After the public notice period or the public hearing, if required under subdivision 3, and based on the petition, any public comments received, and, if a hearing was held, the hearing record, the chief administrative law judge shall make findings of fact and conclusions determining whether the conditions requisite for the creation of a district exist in the territory described in the petition. If the chief administrative law judge finds that the conditions exist, the judge may make an order creating a district for the territory described in that petition under the name proposed in the petition or such other name, including the words "sanitary district," as the judge deems appropriate.
If the chief administrative law judge, after conclusion of the public notice period or holding a hearing, if required, determines that the creation of a district in the territory described in the petition is not warranted, the judge shall make an order denying the petition. The chief administrative law judge shall give notice of the denial by mail or e-mail to each signer of the petition. No petition for the creation of a district consisting of the same territory shall be entertained within one year after the date of an order under this subdivision. Nothing in this subdivision precludes action on a petition for the creation of a district embracing part of the territory with or without other territory.
The chief administrative law judge shall publish a notice of the final order creating a sanitary district in a newspaper of general circulation within the territory of the proposed district, and shall mail or e-mail a notice of the final order creating a sanitary district to each property owner in the affected territory at the owner's address as given by the county auditor. The notice must:
(1) describe the petition for creation of the district;
(2) describe the territory affected by the petition; and
(3) state that a certified copy of the order shall be delivered to the secretary of state for filing ten days after publication of the order.

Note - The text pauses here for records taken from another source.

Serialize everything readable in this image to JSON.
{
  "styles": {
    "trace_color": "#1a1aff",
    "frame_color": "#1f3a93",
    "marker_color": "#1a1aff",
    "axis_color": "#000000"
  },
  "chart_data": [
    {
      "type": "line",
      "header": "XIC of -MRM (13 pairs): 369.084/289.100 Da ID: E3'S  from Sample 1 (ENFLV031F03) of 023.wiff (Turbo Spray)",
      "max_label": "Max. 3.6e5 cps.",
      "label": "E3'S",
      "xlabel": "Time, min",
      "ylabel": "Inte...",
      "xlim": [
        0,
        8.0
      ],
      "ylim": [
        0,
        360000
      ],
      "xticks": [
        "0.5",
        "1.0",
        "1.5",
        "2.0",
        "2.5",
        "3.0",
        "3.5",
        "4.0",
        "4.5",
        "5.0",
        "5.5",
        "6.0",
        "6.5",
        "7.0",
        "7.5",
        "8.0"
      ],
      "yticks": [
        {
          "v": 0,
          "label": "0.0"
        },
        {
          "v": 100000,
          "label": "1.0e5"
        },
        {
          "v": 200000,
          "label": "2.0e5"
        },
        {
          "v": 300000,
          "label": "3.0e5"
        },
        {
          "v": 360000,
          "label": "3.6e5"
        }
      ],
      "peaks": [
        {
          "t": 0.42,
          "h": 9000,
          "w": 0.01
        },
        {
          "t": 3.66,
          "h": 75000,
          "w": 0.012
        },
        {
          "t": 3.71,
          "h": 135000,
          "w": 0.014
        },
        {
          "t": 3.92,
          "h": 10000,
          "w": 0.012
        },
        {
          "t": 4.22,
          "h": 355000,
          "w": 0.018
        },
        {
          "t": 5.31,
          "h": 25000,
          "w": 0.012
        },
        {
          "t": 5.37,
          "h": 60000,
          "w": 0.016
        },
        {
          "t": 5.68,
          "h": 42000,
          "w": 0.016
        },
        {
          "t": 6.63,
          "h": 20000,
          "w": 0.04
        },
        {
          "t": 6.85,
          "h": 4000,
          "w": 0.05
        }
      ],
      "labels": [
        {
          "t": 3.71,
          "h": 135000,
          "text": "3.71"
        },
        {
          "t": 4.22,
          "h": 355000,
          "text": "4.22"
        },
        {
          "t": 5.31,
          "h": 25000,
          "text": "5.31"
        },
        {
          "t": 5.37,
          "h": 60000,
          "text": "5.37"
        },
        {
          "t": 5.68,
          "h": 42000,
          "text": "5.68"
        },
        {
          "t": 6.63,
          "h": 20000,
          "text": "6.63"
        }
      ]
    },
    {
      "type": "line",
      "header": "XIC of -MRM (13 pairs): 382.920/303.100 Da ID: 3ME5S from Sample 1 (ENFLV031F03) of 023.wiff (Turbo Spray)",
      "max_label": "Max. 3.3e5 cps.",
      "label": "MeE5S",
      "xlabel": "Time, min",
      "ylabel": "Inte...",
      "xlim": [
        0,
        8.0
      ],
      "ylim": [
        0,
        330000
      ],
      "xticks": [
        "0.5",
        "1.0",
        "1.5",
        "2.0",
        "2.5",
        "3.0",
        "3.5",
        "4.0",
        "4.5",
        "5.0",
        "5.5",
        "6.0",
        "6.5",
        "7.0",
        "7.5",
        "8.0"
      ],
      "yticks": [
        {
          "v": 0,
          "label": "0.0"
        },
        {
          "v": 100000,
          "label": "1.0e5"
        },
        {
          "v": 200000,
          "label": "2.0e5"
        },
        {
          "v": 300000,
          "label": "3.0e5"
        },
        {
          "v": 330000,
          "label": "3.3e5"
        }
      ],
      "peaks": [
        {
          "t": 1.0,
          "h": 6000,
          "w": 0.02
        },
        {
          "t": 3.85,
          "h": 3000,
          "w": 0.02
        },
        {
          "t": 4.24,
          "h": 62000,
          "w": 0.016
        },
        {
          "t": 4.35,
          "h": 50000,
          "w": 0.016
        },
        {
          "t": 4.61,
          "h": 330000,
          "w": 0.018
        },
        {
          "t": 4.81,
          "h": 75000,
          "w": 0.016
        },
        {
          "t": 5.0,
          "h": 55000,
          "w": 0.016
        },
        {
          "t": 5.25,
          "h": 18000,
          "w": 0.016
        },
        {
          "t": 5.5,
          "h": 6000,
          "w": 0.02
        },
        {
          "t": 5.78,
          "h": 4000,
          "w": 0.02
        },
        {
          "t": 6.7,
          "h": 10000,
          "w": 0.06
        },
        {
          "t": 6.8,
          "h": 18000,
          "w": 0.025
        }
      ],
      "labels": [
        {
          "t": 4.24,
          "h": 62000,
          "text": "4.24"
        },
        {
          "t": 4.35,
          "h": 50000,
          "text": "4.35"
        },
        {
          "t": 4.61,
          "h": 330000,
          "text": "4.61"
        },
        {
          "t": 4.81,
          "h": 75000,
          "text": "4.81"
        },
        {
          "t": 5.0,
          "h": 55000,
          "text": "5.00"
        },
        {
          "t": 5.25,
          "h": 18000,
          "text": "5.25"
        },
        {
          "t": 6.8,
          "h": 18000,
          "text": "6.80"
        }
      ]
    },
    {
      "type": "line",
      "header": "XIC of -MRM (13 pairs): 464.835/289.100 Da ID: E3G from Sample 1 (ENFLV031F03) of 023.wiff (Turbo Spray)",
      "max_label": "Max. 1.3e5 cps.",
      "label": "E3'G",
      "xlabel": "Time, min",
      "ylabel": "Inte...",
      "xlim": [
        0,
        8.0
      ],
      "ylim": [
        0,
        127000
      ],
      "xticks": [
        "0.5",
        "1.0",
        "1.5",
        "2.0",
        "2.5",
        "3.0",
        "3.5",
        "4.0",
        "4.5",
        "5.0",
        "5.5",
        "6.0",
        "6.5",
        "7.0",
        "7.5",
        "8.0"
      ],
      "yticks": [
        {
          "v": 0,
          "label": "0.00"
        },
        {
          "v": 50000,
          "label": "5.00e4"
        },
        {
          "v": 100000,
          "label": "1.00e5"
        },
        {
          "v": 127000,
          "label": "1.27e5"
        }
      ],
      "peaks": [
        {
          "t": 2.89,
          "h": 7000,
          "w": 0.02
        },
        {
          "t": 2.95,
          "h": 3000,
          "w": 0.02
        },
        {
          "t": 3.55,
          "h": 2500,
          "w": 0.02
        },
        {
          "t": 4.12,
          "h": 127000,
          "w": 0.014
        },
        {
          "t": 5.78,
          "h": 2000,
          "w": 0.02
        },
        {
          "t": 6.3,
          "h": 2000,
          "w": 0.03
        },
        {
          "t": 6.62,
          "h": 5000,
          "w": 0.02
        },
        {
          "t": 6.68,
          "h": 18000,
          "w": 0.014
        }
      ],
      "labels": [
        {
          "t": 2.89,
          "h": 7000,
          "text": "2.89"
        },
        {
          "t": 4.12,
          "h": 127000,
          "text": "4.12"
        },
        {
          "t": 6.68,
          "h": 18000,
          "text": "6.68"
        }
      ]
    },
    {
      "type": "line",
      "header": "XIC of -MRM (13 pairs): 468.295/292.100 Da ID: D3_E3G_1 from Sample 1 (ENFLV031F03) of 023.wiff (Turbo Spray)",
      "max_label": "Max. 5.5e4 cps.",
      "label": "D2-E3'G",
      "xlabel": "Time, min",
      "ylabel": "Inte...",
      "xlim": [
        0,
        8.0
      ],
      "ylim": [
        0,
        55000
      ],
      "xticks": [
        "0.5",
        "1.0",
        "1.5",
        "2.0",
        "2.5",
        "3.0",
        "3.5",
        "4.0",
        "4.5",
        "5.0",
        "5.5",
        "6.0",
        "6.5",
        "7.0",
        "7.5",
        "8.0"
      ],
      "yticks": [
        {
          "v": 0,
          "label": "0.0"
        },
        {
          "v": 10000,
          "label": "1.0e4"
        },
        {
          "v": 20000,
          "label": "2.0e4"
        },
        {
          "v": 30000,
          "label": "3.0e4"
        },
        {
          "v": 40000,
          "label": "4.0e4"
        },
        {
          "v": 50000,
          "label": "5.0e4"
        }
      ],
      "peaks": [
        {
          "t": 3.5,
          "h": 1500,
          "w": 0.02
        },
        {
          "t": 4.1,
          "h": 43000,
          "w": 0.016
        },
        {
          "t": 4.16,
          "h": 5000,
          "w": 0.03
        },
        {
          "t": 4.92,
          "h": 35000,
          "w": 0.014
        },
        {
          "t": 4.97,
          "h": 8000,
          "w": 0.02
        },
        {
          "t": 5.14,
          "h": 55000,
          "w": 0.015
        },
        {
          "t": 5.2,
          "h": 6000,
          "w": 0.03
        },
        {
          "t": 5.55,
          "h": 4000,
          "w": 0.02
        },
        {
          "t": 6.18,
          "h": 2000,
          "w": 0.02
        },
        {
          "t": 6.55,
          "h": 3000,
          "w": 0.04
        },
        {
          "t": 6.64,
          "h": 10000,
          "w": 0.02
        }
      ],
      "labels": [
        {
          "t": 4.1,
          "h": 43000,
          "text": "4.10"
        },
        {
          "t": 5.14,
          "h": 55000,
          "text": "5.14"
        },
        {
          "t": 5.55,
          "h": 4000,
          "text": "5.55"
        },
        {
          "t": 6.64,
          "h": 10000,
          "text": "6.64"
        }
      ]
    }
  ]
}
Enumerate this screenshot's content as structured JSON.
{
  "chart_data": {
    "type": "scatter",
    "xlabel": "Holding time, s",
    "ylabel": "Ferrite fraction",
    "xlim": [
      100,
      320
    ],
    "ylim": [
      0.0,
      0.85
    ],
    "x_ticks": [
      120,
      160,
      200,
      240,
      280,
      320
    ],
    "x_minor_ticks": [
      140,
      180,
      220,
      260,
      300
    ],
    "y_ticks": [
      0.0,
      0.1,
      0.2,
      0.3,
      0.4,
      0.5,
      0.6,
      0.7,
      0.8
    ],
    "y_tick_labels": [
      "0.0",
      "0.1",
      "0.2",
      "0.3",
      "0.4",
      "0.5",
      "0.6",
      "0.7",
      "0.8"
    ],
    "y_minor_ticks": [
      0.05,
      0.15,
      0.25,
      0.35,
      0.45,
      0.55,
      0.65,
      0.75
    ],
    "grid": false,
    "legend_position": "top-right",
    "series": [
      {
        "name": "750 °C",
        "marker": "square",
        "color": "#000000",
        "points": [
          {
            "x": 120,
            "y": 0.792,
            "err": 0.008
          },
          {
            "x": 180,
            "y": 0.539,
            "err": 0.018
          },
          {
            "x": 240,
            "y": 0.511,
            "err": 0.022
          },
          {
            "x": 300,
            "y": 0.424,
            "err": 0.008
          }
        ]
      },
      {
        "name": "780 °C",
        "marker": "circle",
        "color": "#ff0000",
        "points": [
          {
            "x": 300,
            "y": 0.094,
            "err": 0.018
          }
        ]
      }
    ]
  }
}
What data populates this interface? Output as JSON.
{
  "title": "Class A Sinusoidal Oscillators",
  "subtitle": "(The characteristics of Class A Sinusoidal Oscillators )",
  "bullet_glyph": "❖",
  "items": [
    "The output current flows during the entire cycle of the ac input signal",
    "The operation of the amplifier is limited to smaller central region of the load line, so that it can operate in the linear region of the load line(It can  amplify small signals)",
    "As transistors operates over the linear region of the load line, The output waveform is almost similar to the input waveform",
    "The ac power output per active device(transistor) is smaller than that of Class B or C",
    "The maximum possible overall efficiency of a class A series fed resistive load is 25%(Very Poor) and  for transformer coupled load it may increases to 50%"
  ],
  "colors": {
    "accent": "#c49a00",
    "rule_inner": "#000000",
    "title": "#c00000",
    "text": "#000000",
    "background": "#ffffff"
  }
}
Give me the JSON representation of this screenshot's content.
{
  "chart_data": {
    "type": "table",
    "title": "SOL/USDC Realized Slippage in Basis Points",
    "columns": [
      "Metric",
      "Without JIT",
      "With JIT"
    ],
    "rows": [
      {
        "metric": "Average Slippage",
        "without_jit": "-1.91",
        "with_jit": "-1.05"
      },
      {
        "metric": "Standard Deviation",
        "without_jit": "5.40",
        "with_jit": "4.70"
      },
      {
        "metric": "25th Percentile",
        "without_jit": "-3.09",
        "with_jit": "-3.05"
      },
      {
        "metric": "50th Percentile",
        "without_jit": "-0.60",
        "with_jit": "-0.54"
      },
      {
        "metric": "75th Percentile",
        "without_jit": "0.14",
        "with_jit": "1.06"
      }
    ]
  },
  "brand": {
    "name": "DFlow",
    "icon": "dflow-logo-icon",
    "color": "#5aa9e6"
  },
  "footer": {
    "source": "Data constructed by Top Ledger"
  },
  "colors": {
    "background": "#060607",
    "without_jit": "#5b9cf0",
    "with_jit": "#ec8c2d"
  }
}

Ten days after publication of the order, the chief administrative law judge shall deliver a certified copy of the order to the secretary of state for filing. Thereupon, the creation of the district is deemed complete, and it shall be conclusively presumed that all requirements of law relating thereto have been complied with. The chief administrative law judge shall also transmit a certified copy of the order for filing to the county auditor of each county and the clerk or recorder of each municipality and organized town wherein any part of the territory of the district is situated and to the secretary of the district board when elected.